Best practice standards, whether dialogue in novels should have speaker references in their attributes (for audio), and how to do this that is largely consistent to most XML markup schemes, or should such audio prompts be set externally in a style sheet (I tend to favour the latter).
PS
Hadrien, given your excellent work on feedbooks, I would be very interested in your opinions on these suggestions.
January 13th, 2008 at 4:01 am
[...] will introduce a tablet - although this is not likely to happen. (I should also add that there was speculation yesterday that Apple would buy Adobe and all I can say to that is I HATE THE ADOBE FORMAT AND DRM system. [...]
January 14th, 2008 at 11:37 am
This answers what “There is something in the air” (MacWorld 2008 posters) means: a reference to Adobe AIR.
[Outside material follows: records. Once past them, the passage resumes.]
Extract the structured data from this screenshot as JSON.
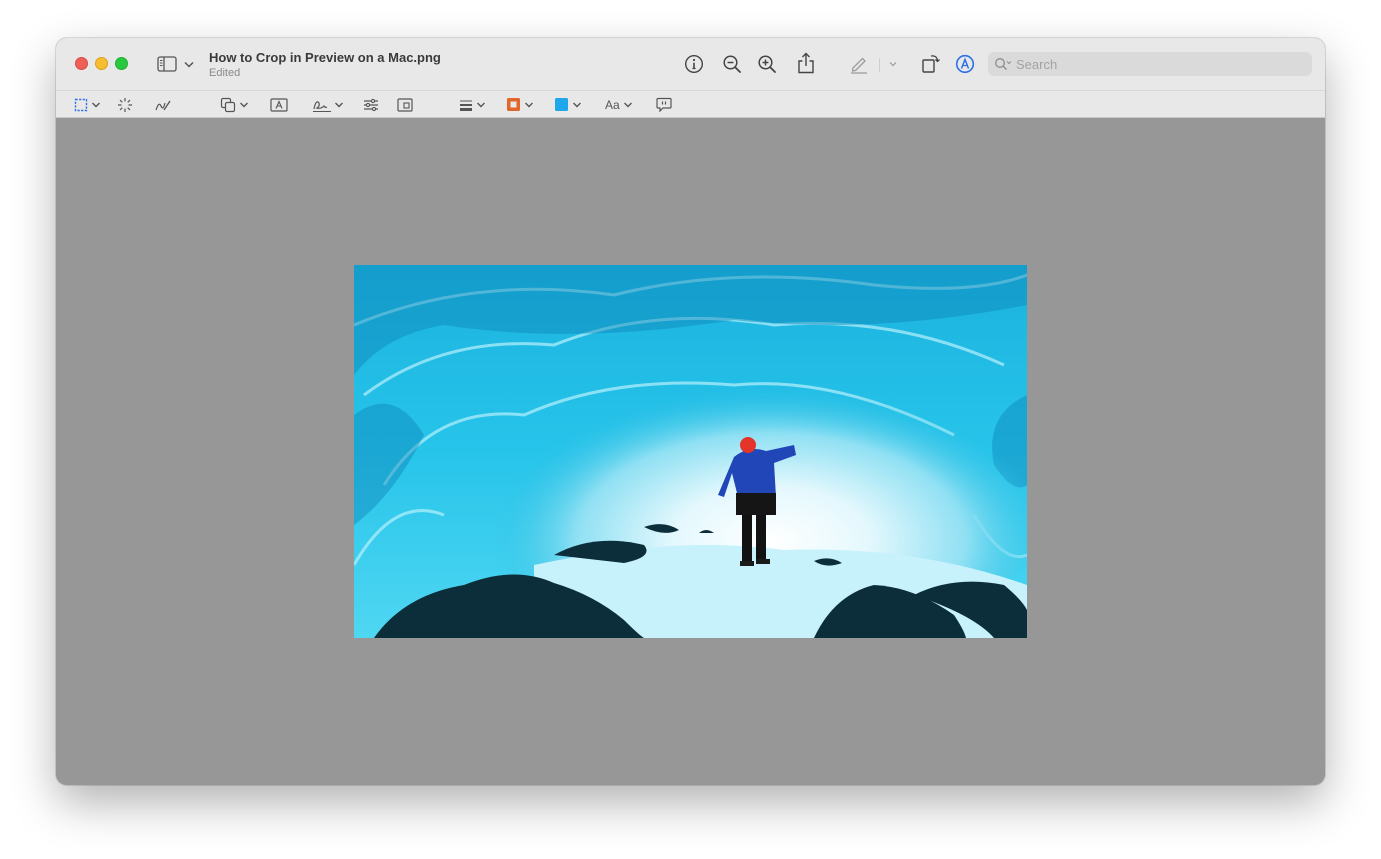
{
  "window": {
    "file_name": "How to Crop in Preview on a Mac.png",
    "status": "Edited"
  },
  "toolbar": {
    "icons": [
      "sidebar-icon",
      "info-icon",
      "zoom-out-icon",
      "zoom-in-icon",
      "share-icon",
      "highlight-pen-icon",
      "rotate-icon",
      "markup-icon",
      "search-icon"
    ]
  },
  "search": {
    "placeholder": "Search"
  },
  "markup_toolbar": {
    "font_button_label": "Aa",
    "icons": [
      "rectangular-selection-icon",
      "instant-alpha-icon",
      "sketch-icon",
      "shapes-icon",
      "text-box-icon",
      "sign-icon",
      "adjust-color-icon",
      "adjust-size-icon",
      "shape-style-icon",
      "border-color-icon",
      "fill-color-icon",
      "text-style-icon",
      "note-icon"
    ],
    "border_color": "#e0662a",
    "fill_color": "#1ea7ea"
  },
  "colors": {
    "canvas_background": "#979797",
    "markup_accent": "#2c6fe6"
  },
  "image": {
    "icon": "ice-cave-photo"
  }
}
January 28th, 2008 at 2:39 pm
Sorry Greg, I just saw your post a minute ago.
Typography
There’s currently a lack of advanced typography support in both formats and readers. Hyphenation for example should be a basic feature in every reader. Formats based on XML should extend their support for advanced typography, if we want something as good looking as PDF/print, yet reflowable.
Unique ID
Creating a database for unique IDs is a pretty tough work. You also need an easy way for anyone to get these unique ID through web services (REST/SOAP), avoid or group together duplicate entries, a good search system that will recognize the book name even if it’s slightly mispelled etc…
I understand why having a unique ID system widely available would be fantastic, but it’s something that will need a lot of time/work.
epub and the net
Yes, it would be very easy for most browsers to support natively epub and this would help the format.
I would also like an easy way to “widgetize” an epub file. With more and more blogs, social networks and forums, I’m sure that a lot of people would love to embed books or sections of a book to display them on their own webpage.